Por que importaA DragonPass está deslocando volume da tarifa aérea para o membership — mais visitas contratadas por anuidade, menos por cartão de crédito. Para a Sala Terra de Confins isso muda o mix na direção do visitante corporativo: permanência mais longa e consumo maior de alimentação, que é custo da BRT e receita de ninguém mais. Convém pedir, na renegociação, uma faixa de repasse separada para o tráfego de membership corporativo, ou um teto de F&B por visita, antes que esse canal escale no Brasil. A conversa com a DragonPass já estava na agenda por causa da Plaza Premium; este é o segundo item da mesma pauta.
04 Fidelidade e compradores de acesso
🇺🇸 A Southwest vai criar uma rede própria de pelo menos 11 lounges, ancorada num cartão co-branded com a Chase
A Southwest, que nunca teve sala VIP em 55 anos, anunciou pelo menos 11 unidades, começando por Austin, Baltimore, Nashville e Honolulu no fim de 2027. O acesso é ancorado num cartão co-branded com a JPMorganChase e integrado ao programa Rapid Rewards — o lounge é ferramenta de aquisição de cartão, não produto de aviação. O CEO Bob Jordan chama de "próximo passo natural" para aprofundar fidelidade. Metragem, investimento e preço de entrada avulsa não foram divulgados.
Por que importaValida em escala global exatamente o modelo que a BRT já pratica em Confins com o Inter: o emissor paga pelo acesso como custo de aquisição e retenção, não o passageiro. É material de pitch pronto para replicar a parceria em Cuiabá, Sinop, Porto Seguro e Viracopos — a maior low-cost dos Estados Unidos acabou de reconhecer publicamente que lounge é ativo de programa de fidelidade. Note também a escolha de praças: Austin, Nashville, Honolulu. Secundárias e de lazer, não hubs. É a mesma lógica do eixo interior e regional da BRT, e serve de resposta a quem ainda acha que sala VIP só fecha conta em Guarulhos.
O que não foi confirmado nesta edição
Do anúncio da Plaza Premium em Confins: investimento, prazo de contrato, modelo de remuneração (aluguel fixo ou percentual da receita), data de inauguração e se é concessão nova ou substituição de espaço existente. Nenhuma das três fontes traz. A menção a Visa Airport Companion e DragonPass como canais de acesso é expectativa de veículo, não anúncio da empresa — vale confirmar direto com o BH Airport antes de usar o dado em negociação.

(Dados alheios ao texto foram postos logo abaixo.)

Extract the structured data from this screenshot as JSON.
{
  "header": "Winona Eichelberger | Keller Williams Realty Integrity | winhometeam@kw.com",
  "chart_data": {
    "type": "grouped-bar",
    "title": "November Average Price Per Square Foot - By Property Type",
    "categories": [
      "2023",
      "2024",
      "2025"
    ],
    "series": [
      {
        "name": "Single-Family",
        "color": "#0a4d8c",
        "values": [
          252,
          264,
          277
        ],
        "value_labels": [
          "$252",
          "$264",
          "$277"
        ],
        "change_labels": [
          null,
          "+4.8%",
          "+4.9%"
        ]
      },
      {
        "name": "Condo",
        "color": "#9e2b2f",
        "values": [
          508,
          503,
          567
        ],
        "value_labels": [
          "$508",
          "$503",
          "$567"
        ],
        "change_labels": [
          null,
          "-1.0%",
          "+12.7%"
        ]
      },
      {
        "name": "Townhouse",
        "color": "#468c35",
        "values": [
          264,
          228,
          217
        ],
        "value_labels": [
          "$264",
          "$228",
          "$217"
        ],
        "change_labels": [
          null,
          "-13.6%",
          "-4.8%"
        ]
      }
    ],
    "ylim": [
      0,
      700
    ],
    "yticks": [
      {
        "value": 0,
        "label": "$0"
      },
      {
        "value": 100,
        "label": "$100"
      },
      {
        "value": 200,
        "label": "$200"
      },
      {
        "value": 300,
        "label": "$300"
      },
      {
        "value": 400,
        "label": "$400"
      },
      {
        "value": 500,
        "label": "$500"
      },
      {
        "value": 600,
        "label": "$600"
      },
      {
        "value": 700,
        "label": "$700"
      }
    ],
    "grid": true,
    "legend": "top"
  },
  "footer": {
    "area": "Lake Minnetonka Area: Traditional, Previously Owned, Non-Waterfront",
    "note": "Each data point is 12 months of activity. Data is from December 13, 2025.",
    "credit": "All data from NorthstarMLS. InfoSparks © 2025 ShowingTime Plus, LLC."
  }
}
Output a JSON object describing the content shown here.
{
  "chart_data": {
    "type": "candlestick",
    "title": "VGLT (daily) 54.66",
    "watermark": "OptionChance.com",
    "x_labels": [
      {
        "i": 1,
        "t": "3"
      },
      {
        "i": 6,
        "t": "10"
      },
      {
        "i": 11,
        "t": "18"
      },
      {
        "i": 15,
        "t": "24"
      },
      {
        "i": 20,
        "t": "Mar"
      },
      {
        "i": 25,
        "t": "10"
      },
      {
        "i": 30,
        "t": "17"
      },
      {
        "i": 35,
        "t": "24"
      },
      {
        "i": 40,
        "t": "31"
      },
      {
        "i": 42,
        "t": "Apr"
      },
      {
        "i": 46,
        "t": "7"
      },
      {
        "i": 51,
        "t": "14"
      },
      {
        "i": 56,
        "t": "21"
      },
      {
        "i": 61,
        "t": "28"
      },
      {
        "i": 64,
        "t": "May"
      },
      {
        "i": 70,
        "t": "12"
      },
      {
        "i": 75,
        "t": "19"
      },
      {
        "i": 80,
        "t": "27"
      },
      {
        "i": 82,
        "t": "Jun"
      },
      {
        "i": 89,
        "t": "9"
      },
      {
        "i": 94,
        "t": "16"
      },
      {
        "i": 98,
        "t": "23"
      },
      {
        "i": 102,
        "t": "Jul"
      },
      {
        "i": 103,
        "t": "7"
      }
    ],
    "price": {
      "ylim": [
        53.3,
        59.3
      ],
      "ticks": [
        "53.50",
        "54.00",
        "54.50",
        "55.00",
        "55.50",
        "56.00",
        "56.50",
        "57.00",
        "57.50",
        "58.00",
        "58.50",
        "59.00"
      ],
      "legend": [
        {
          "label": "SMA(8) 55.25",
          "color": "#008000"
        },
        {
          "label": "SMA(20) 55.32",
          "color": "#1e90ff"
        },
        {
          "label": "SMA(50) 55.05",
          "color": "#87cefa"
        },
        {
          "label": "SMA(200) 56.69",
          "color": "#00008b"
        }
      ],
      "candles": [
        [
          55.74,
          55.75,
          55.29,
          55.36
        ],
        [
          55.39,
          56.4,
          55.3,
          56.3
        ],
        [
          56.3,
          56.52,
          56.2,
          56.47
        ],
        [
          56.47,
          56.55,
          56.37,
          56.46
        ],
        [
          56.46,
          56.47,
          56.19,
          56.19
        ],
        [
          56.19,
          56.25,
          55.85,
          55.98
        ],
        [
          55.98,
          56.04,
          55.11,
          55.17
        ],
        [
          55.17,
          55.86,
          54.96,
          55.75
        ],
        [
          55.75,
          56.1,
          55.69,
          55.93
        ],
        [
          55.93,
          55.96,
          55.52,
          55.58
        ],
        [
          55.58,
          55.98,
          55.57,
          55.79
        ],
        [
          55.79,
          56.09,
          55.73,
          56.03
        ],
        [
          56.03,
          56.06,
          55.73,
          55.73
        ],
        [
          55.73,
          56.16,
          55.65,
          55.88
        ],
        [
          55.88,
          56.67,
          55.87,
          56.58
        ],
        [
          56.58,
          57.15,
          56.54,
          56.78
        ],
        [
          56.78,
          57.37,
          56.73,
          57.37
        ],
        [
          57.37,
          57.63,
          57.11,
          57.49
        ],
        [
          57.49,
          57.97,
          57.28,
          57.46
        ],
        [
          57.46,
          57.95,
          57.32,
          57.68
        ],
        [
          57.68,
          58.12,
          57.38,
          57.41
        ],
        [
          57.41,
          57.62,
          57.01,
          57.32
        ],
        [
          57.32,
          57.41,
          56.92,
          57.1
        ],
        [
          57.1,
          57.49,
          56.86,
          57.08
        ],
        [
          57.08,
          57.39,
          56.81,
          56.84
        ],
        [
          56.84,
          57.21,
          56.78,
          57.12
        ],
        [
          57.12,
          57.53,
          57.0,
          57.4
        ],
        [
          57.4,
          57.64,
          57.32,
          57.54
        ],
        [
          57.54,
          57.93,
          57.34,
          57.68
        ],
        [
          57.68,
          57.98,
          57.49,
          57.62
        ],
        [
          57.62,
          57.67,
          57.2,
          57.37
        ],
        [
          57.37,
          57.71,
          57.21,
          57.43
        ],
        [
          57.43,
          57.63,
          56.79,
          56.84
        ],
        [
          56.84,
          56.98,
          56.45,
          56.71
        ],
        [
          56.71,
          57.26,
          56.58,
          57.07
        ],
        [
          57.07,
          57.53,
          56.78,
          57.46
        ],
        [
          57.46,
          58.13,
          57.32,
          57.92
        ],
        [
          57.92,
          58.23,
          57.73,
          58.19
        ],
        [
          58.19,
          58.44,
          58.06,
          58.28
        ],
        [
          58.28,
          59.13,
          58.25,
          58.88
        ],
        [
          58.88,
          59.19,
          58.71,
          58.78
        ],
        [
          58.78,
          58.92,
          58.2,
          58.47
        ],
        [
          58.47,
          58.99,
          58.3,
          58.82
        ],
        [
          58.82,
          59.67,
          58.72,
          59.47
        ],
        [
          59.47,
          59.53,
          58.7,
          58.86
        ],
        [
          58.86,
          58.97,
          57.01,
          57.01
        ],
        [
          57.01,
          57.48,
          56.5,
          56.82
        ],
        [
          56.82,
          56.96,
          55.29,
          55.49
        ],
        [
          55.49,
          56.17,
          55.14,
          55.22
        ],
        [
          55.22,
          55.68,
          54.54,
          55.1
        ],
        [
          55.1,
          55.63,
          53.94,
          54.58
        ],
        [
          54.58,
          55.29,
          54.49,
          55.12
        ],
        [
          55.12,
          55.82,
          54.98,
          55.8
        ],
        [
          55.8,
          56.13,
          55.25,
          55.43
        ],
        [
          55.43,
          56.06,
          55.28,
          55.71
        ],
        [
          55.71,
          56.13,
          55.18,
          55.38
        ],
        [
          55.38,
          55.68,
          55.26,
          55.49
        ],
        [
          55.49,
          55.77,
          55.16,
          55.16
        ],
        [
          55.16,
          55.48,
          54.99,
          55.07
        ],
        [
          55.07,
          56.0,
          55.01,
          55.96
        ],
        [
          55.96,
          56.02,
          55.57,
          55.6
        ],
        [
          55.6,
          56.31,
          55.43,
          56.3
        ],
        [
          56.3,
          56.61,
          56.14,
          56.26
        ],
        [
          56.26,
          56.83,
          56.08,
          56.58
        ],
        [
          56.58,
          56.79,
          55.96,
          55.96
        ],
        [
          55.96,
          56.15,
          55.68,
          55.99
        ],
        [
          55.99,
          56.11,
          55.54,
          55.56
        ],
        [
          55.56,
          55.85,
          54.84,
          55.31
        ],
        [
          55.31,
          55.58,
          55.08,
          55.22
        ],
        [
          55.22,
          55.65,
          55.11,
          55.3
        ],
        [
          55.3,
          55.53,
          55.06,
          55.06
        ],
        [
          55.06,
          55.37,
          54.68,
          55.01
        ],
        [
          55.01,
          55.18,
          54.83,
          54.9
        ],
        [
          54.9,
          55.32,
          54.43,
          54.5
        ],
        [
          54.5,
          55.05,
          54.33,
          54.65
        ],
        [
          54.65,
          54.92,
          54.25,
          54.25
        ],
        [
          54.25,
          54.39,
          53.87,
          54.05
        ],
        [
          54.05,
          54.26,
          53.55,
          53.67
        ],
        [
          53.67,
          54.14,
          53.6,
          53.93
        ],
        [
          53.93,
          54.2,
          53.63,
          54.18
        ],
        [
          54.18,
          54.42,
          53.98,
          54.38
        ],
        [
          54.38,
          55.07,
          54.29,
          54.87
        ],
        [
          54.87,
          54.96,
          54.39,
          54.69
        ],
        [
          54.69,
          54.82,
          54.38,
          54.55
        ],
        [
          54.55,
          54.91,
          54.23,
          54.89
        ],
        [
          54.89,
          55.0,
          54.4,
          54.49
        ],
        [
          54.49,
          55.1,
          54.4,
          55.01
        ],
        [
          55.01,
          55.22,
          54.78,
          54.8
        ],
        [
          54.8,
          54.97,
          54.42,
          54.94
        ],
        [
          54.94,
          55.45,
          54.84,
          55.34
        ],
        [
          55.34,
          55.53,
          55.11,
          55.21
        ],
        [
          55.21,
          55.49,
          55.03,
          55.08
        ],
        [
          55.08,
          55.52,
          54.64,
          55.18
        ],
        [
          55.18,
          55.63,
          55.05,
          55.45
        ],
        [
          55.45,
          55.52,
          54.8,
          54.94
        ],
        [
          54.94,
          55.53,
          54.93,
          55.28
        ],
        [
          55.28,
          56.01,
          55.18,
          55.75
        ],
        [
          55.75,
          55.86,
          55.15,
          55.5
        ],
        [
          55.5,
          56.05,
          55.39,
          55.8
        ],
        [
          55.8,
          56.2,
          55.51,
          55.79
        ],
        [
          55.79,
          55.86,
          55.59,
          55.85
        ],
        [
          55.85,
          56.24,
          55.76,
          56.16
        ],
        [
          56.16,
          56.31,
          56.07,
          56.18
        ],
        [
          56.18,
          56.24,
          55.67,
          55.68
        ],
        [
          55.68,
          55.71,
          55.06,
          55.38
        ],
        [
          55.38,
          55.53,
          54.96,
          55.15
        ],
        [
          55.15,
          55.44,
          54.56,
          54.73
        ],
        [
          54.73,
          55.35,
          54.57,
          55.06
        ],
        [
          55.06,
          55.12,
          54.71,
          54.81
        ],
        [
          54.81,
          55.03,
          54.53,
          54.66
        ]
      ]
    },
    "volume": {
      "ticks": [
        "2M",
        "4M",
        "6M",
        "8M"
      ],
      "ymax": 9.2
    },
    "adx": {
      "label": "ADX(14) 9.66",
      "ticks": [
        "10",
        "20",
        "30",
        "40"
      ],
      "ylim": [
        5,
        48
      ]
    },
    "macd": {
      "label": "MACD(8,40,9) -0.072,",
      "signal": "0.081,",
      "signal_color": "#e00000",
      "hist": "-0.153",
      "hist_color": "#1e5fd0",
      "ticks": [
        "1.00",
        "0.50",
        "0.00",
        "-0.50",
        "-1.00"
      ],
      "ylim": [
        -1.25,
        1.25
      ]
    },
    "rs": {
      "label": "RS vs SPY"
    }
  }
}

Política comercial da ASUR para varejo e lounges no Brasil: nenhuma manifestação pública em nenhuma fonte da janela. Também não há plano de investimento divulgado por aeroporto, inclusive Confins.
Licitação de sala VIP em Navegantes (Infraero): existe página oficial anunciando, mas o site bloqueia leitura automatizada — não foi possível confirmar data, prazo de proposta, metragem nem valor mínimo. Vale checagem manual no portal da Infraero antes de tratar como oportunidade quente.
Campanha de pontos Loop do Banco Inter (até 134 mil pontos por indicação, crédito entre 10 e 30/09, marco de 1 milhão de clientes de alta renda): não foi possível confirmar a data de publicação da matéria. Se confirmado, é tráfego adicional no 4T nas quatro praças do Loop, Confins incluída, e vale pedir ao time do Inter a projeção de elegíveis por aeroporto para dimensionar equipe.
Nova sala VIP do Salvador Bahia Airport (VINCI): existe e o operador ainda não foi anunciado — oportunidade real no eixo Bahia. Mas a publicação é de junho e sem metragem ou investimento; fica como pista a perseguir, não como fato da quinzena.
Eixo de tendências de mercado não foi varrido nesta edição, por decisão de tempo: com seis itens de peso vindos dos outros eixos, preferi entregar hoje a segurar a edição. Volta no ciclo normal.
Repasse por visita: nenhuma mudança divulgada publicamente em qualquer mercado na janela. Nenhum preço novo de entrada avulsa (walk-in) confirmado.